Is variant of $\arccos$ analytic?

Question

If you look at the plot of the function $f(x):=\arccos(1-x^2)$ on $[0,1]$ then it almost looks as if this function would be perfectly smooth and could be extended smoothly through $0.$

But if you plot the function on $[-1,1]$ you immediately see that this function cannot be differentiable at $0.$

On the other hand, if you then define $g(x):=\arccos(1-x^2)$ for $x \ge 0$ and $g(x)=-\arccos(1-x^2)$ then it looks as if the function has become smooth.

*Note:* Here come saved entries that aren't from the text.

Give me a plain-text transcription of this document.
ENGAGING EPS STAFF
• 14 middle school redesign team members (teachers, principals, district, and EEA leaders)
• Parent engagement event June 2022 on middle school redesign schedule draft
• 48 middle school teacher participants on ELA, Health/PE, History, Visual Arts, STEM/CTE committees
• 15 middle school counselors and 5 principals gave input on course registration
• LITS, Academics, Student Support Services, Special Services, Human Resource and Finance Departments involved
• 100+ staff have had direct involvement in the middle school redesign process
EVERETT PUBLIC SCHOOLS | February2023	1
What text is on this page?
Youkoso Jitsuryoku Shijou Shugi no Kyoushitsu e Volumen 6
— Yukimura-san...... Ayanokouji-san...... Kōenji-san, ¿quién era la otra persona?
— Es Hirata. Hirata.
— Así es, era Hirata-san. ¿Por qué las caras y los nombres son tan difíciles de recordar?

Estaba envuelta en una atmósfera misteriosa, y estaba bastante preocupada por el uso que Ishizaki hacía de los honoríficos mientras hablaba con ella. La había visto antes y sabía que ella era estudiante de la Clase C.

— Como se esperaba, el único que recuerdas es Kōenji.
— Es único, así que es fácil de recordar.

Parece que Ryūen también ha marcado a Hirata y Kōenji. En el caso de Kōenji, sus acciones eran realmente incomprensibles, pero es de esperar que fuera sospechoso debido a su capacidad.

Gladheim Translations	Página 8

Now obviously $\arccos(x)$ does not have a Taylor expansion at $x=-1,$ but $\arccos(1-x^2)$ is a perfect function around $x=0.$

My question is now: Is this function $g$ even analytic, i.e. can it be expanded in a power series around $x=0$?

Answer 1

$$ y=\arccos(1-x^2)\\ \cos(y)=1-x^2\\ x^2=1-\cos(y)=2\sin^2(y/2)\\ y=2\arcsin(|x|/\sqrt2) $$ In this more simplified form you can see where the kink comes from and how to continue the part over the positive half axis into a smooth function around $x=0$.

Answer 2

For $x\ne0$, the derivative of the initial function is

$$(\arccos(1-x^2))'=\frac{2x}{\sqrt{1-(1-x^2)^2}}=\frac{2x}{\sqrt{2x^2-x^4}}=\frac{2x}{|x|\sqrt{2-x^2}}=\frac{2\text{ sgn}(x)}{\sqrt{2-x^2}},$$ which is discontinuous at $x=0$.

You indeed restore continuity at $0$ by multiplying by $\text{sgn}(x)$.

The Taylor development can be established using the generalized binomial formula,

$$\frac1{\sqrt2}f'(x)=\left(1-\frac{x^2}2\right)^{-1/2}=1+\frac{x^2}4-\frac{3x^4}8+\frac{5x^6}{16}-\cdots$$ followed by term-wise integration.